Let's get this movie straight in our minds, OK?  From the beginning, our 'hero' runs headlong into a goalpost.  Our 'serial killer' shows up to kill a family and parks his TV repair van WITH HIS ACTUAL NAME EMBLAZONED ON THE SIDE in front of the house.  Why doesn't he just sell tickets to the cops.  I mean, this movie doesn't even make sense with it's own internal logic.  It is a comedy pure and simple.  Wes Craven is having fun here.  I mean, there's that whole sequence where Horace Pinker chases Jonathan through TV show after TV show

(which is frankly the best part of the film) which seems lifted right from the John Ritter comedy STAY TUNED . . . .which hadn't even been made yet!  SHOCKER and it's killer Pinker (admittedly a really great visual) was meant to launch another horror franchise and didn't simply because the film is awful.  And stupid.  Badly written, badly acted and, dare I say it, even badly directed (i.e. when the Coach is sent to Jonathan's house to get his diving mask and Jonathan slowly enters the house . . . . the bathroom door is ajar and we see the "Jonathan Stop Him" writing in blood on the mirror about half a minute before Jonathan enters the bathroom and we cut to a 'surprise' reveal shot of  . . . . the writing on the mirror).  I mean, this was obviously supposed to be a 'surprise' or else why the cut to the mirror; but if so, why is the mirror mostly on camera for half a minute BEFORE the reveal?!?!?


  
I have to admit that no, I've never seen all the silly Freddy Krueger sequels -- I've only ever seen the first film -- and if they were as stupid and silly as SHOCKER then no wonder they killed horror movies after the 1980's.  Unfortunately, if SHOCKER was in the 'so bad it's good' category it would be great but the film is just too dull for that.  Illogical, wacky stuff happens but not enough to make this movie a lot of fun.  There are just too many dull stretches.  The thumbnail synopsis has Horace Pinker (Mitch Pileggi) as a serial killer who likes to kill entire families.  After Jonathan (Peter Berg) slams into a goalpost, he starts having prophetic dreams in which he sees the killings happen in his dreams; he sees Pinker's TV repair van in his dream as well as Pinker himself doing the killings.  Jonathan tells his policeman father (Michael Murphy) and they go catch Pinker who is given the electric chair.  Pinker has been having a 'thing' with electricity so the electric chair only manages to give Pinker's 'ghost' the ability to body-hop (a la DC Comics' DEADMAN) from person to person.
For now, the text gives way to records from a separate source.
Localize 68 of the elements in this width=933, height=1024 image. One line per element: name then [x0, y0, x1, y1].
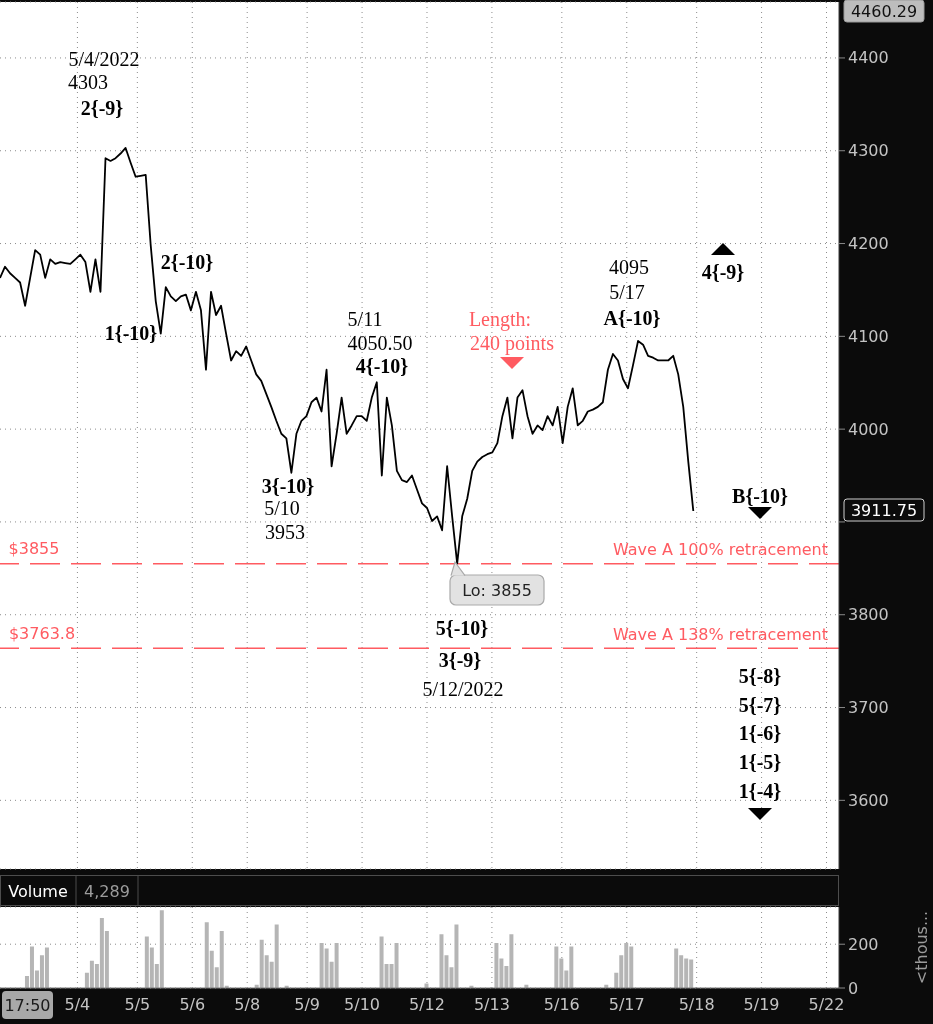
y-tick-label: 4200: [848, 234, 889, 254]
bar: [159, 910, 164, 988]
annotation: 5{-7}: [738, 694, 782, 716]
annotation: 4{-10}: [355, 355, 409, 377]
annotation: 5/4/2022: [68, 48, 140, 70]
annotation: A{-10}: [603, 307, 661, 329]
x-tick-label: 5/16: [543, 994, 580, 1014]
annotation: $3763.8: [8, 623, 76, 643]
annotation: 4303: [68, 71, 108, 93]
x-tick-label: 5/5: [124, 994, 151, 1014]
x-tick-label: 5/4: [64, 994, 91, 1014]
annotation: 4{-9}: [701, 261, 745, 283]
x-tick-label: 5/18: [678, 994, 715, 1014]
x-tick-label: 5/10: [344, 994, 381, 1014]
x-tick-label: 5/22: [808, 994, 845, 1014]
annotation: B{-10}: [732, 485, 788, 507]
annotation: 240 points: [470, 332, 555, 355]
bar: [554, 946, 559, 988]
annotation: 3{-10}: [261, 475, 315, 497]
text: 4,289: [84, 881, 130, 901]
x-tick-label: 5/19: [743, 994, 780, 1014]
y-axis-title: <thous...: [911, 910, 931, 985]
chart-title: Volume: [8, 881, 68, 901]
bar: [44, 947, 49, 988]
ref-line-label: Wave A 138% retracement: [612, 624, 828, 644]
bar: [394, 943, 399, 988]
annotation: 4095: [609, 256, 649, 278]
text: 4460.29: [850, 1, 918, 21]
annotation: 5/17: [609, 281, 645, 303]
bar: [674, 948, 679, 988]
y-tick-label: 3600: [848, 790, 889, 810]
bar: [439, 934, 444, 988]
annotation: $3855: [8, 538, 60, 558]
annotation: 2{-9}: [80, 97, 124, 119]
x-tick-label: 5/17: [608, 994, 645, 1014]
x-tick-label: 5/9: [294, 994, 321, 1014]
x-tick-label: 5/8: [234, 994, 261, 1014]
annotation: 1{-10}: [104, 322, 158, 344]
y-tick-label: 3800: [848, 605, 889, 625]
bar: [274, 924, 279, 988]
text: 3911.75: [850, 500, 918, 520]
x-tick-label: 5/13: [473, 994, 510, 1014]
y-tick-label: 4000: [848, 419, 889, 439]
y-tick-label: 4100: [848, 326, 889, 346]
annotation: 1{-4}: [738, 780, 782, 802]
y-tick-label: 4400: [848, 48, 889, 68]
annotation: 5/12/2022: [422, 678, 504, 700]
x-tick-label: 5/6: [179, 994, 206, 1014]
x-tick-label: 5/12: [409, 994, 445, 1014]
y-tick-label: 3700: [848, 698, 889, 718]
annotation: 5/10: [264, 497, 300, 519]
annotation: 4050.50: [347, 332, 413, 354]
annotation: 5{-10}: [435, 617, 489, 639]
y-tick-label: 200: [848, 934, 879, 954]
annotation: Length:: [468, 308, 532, 331]
ref-line-label: Wave A 100% retracement: [612, 540, 828, 560]
bar: [494, 943, 499, 988]
annotation: 1{-5}: [738, 751, 782, 773]
bar: [334, 943, 339, 988]
y-tick-label: 0: [848, 978, 859, 998]
annotation: Lo: 3855: [462, 580, 532, 600]
annotation: 1{-6}: [738, 722, 782, 744]
y-tick-label: 4300: [848, 141, 889, 161]
annotation: 5/11: [347, 308, 383, 330]
annotation: 3{-9}: [438, 649, 482, 671]
annotation: 5{-8}: [738, 665, 782, 687]
annotation: 2{-10}: [160, 251, 214, 273]
annotation: 3953: [265, 521, 305, 543]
Naughtiness ensues.  As I've said, this fairly straight-forward plot has a script that will have you saying "WHAT?!?!?!?!" at the screen every 5 minutes as another wacky thing happens that doesn't quite make any sense.  I've never seen an interview with the director but I'd love to know what Wes Craven had to say about this film; whether it was just for the money or whether he was experimenting with deliriously hallucinogenic storytelling.  But sadly for me, SHOCKER is neither enough of one thing or the other.  Without the wackiness, it would've been a pretty good slasher and with much more of the trippinesss it would've been much more entertaining and interesting.  Unfortunately, we're left with a movie which really doesn't know what it wants to be.